Inter Press Service | 14 October 2007
India, Brazil, South Africa - the Power of Three
By Paulo Jorge
JOHANNESBURG, Oct 14 (IPS) — Brazil, India and South Africa will intensify their campaign for permanent seats on the United Nations Security Council when their leaders meet in the South African capital, Pretoria, on Oct. 17. President Luiz Inácio da Silva of Brazil, President Thabo Mbeki of South Africa and Indian Prime Minister Manmohan Singh will discuss U.N. reforms and other issues of common interest at the second IBSA (India, Brazil, South Africa) summit later this week.
All three countries are strong candidates to take up permanent seats on an expanded Security Council, and appear certain to support each other’s efforts to represent their regions. This mutual endorsement will lend considerable weight to their respective bids, but at the same time could alienate them from potential supporters in their own regions.
IBSA was conceived in 2003 to counterbalance the powerful Group of Eight alliance of industrialised countries and to promote South-South cooperation. The three regional powers saw themselves as champions of developing world causes, and they felt that by forging closer ties between themselves they would be able to improve co-operation and trade between their regions.

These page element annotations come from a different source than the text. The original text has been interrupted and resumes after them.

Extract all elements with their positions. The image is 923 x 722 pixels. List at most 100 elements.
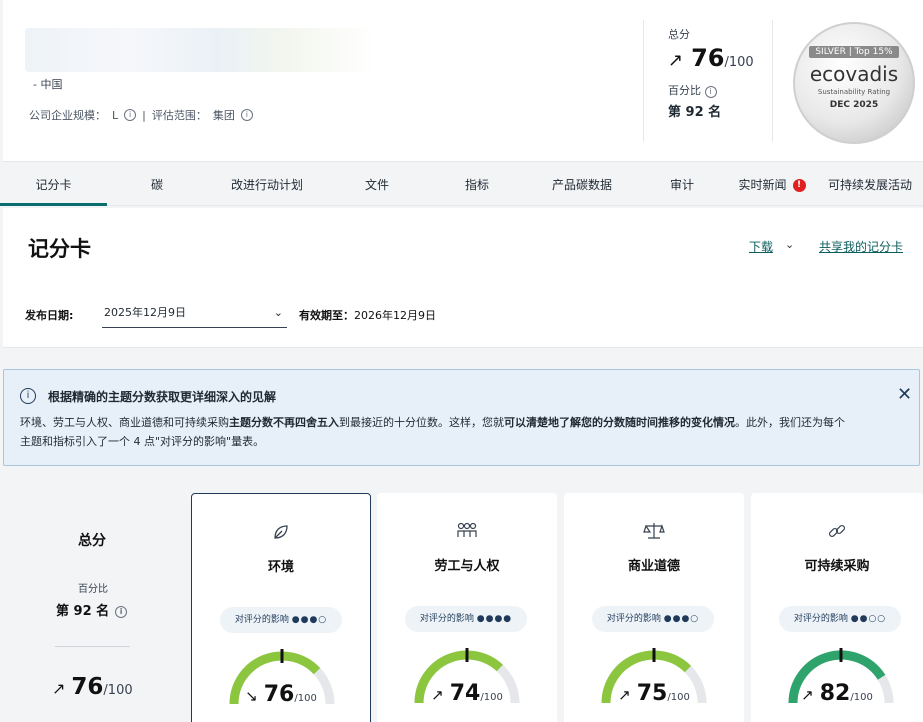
tab-csr-activities[interactable]: 可持续发展活动 (817, 166, 923, 206)
medal-subtitle: Sustainability Rating (817, 88, 891, 96)
theme-score: ↘ 76/100 (192, 682, 370, 707)
banner-text-1: 环境、劳工与人权、商业道德和可持续采购 (20, 416, 229, 429)
scorecard-panel: 记分卡 下载 ⌄ 共享我的记分卡 发布日期: 2025年12月9日 ⌄ 有效期至… (3, 208, 923, 348)
tab-documents[interactable]: 文件 (327, 166, 427, 206)
tab-product-carbon[interactable]: 产品碳数据 (527, 166, 637, 206)
publish-date-value: 2025年12月9日 (104, 306, 186, 319)
banner-text-4: 可以清楚地了解您的分数随时间推移的变化情况 (504, 416, 735, 429)
trend-up-icon: ↗ (668, 50, 684, 71)
info-icon: i (20, 388, 36, 404)
publish-date-select[interactable]: 2025年12月9日 ⌄ (102, 300, 287, 328)
alert-icon: ! (792, 179, 806, 192)
theme-score-denominator: /100 (480, 692, 503, 703)
tab-action-plan[interactable]: 改进行动计划 (207, 166, 327, 206)
company-header: - 中国 公司企业规模： L i | 评估范围： 集团 i 总分 ↗ 76/100… (3, 0, 923, 162)
scope-label: 评估范围： (151, 109, 207, 122)
theme-score-denominator: /100 (667, 692, 690, 703)
chain-icon (751, 521, 923, 545)
overall-rank: 第 92 名 i (56, 600, 128, 619)
impact-pill: 对评分的影响 ●●●○ (592, 606, 714, 632)
trend-icon: ↗ (801, 686, 814, 704)
theme-score-value: 76 (263, 682, 295, 707)
overall-score-value: 76 (71, 674, 104, 700)
total-score: ↗ 76/100 (668, 44, 772, 72)
overall-rank-info-icon[interactable]: i (115, 605, 128, 618)
leaf-icon (192, 522, 370, 546)
impact-dots: ●●○○ (850, 614, 887, 624)
main-tabs: 记分卡 碳 改进行动计划 文件 指标 产品碳数据 审计 实时新闻! 可持续发展活… (0, 166, 923, 206)
theme-score-value: 82 (819, 681, 851, 706)
size-info-icon[interactable]: i (124, 109, 137, 121)
banner-title: 根据精确的主题分数获取更详细深入的见解 (48, 390, 277, 404)
theme-title: 商业道德 (627, 559, 680, 574)
scope-info-icon[interactable]: i (240, 109, 253, 121)
company-location: - 中国 (33, 78, 63, 91)
theme-score-value: 74 (449, 681, 481, 706)
theme-score: ↗ 74/100 (377, 681, 557, 706)
company-name-redacted (25, 28, 375, 72)
overall-score: ↗ 76/100 (52, 674, 133, 700)
banner-text-3: 到最接近的十分位数。这样，您就 (339, 416, 504, 429)
divider (55, 646, 130, 647)
tab-news[interactable]: 实时新闻! (727, 166, 817, 206)
medal-tier: SILVER | Top 15% (809, 46, 899, 58)
percentile-info-icon[interactable]: i (704, 86, 717, 98)
theme-title: 环境 (267, 560, 294, 575)
chevron-down-icon[interactable]: ⌄ (785, 238, 794, 251)
size-label: 公司企业规模： (29, 109, 106, 122)
scale-icon (564, 521, 744, 545)
company-meta: 公司企业规模： L i | 评估范围： 集团 i (29, 107, 253, 123)
medal-date: DEC 2025 (829, 100, 879, 110)
theme-card-labor[interactable]: 劳工与人权 对评分的影响 ●●●● ↗ 74/100 (377, 493, 557, 722)
tab-news-label: 实时新闻 (738, 178, 787, 192)
impact-label: 对评分的影响 (234, 615, 289, 625)
download-button[interactable]: 下载 (749, 238, 773, 255)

South Africa is the super power of the Southern African Customs Union and the Southern African Development Community, Brazil is by far the most influential member of the Mercosur trading bloc of South America, and India has the largest economy in southern Asia.
Ahead of the summit, a number of related activities will take place in Sandton, Johannesburg. These include meetings of 14 working groups, the IBSA Woman’s Initiative, IBSA Academics Forum and IBSA Business Forum, as well as a seminar on technology transfer and a number of cultural events.
The 14 working groups representing various government departments cover agriculture, climate change, defence, education, energy, health, technology, social issues, tourism, trade and transport — amongst others.
The three IBSA countries drew together as they share common political objectives, representing emerging nations with similar socio-political goals. All three have rapidly growing economies, while at the same time large proportions of their populations are struggling to lift themselves out of poverty.
IBSA leaders have tried to transform their political and economic parallels into a basis for greater economic co-operation. They argue that working together, they will have greater leverage when negotiating with countries of the North for better trade conditions under the auspices of the World Trade Organisation (WTO).
Since IBSA was formed in 2003, trade between the three member states has increased considerably. As ambassador Jerry Matjila, head of the Asia and Middle East section of the South African Department of Foreign Affairs has remarked, "Trade figures are healthy and stand now at between six and seven billion dollars."
He was optimistic that when a new free trade agreement is signed, the prospects for growth would be even greater: "...when we create a common framework (trilateral agreement) then we might well reach our target of ten billion dollars."
In spite of Matjila’s enthusiasm for the future of trilateral trade, a reality check reveals that all three IBSA members still do by far most of their business with industrialised countries.
In WTO trade figures for 2005, Brazil, India and South Africa list the European Union as their number one destination for exports, and the biggest source of imports. None of the IBSA countries features in the lists of the top five trading partners of any of the other member states.
Trilateral trade has grown impressively, but off a very low baseline. The WTO says that from 2004 to 2006, Brazil’s trade with India increased by 170 percent and its trade with South Africa by 86 percent.
While trade between the three countries is likely to carry on growing in the immediate future, it is unlikely to reach the lofty goals set by IBSA leaders, say certain commentators. "All three countries are essentially competitors for export share to developed markets," Dirk Ernst van Seventer, senior economist at Trade and Industrial Policy Strategies, a Johannesburg think-tank, explains.
He says that the IBSA member states will have to make significant sacrifices in their domestic economies in order to make the trading bloc less competitive internally, but more competitive externally. Van Seventer implied that he did not believe IBSA governments would make the short term political sacrifices required to attain the desired long term economic goals.
Da Silva, on his seventh trip to the African continent, is making controversial stopovers en route to the IBSA summit. Brazilian media have been critical of the leader, who has always been outspoken about his commitment to democratic values, yet chose to visit three countries with dubious track records in the practice of democracy: Burkina Faso, the Republic of Congo and Angola.
The Brazilian president will meet his Burkinabé counterpart, Blaise Compaoré, on Oct. 15, the 20th anniversary of the coup d’etat that brought Compaoré to power and saw the murder of his former ally, Thomas Sankara.
Congolese President Denis Sassou-Nguesso and President José Eduardo dos Santos of Angola have both held onto power firmly since 1979.
Singh will pay a short visit to Nigeria on his way to the IBSA summit.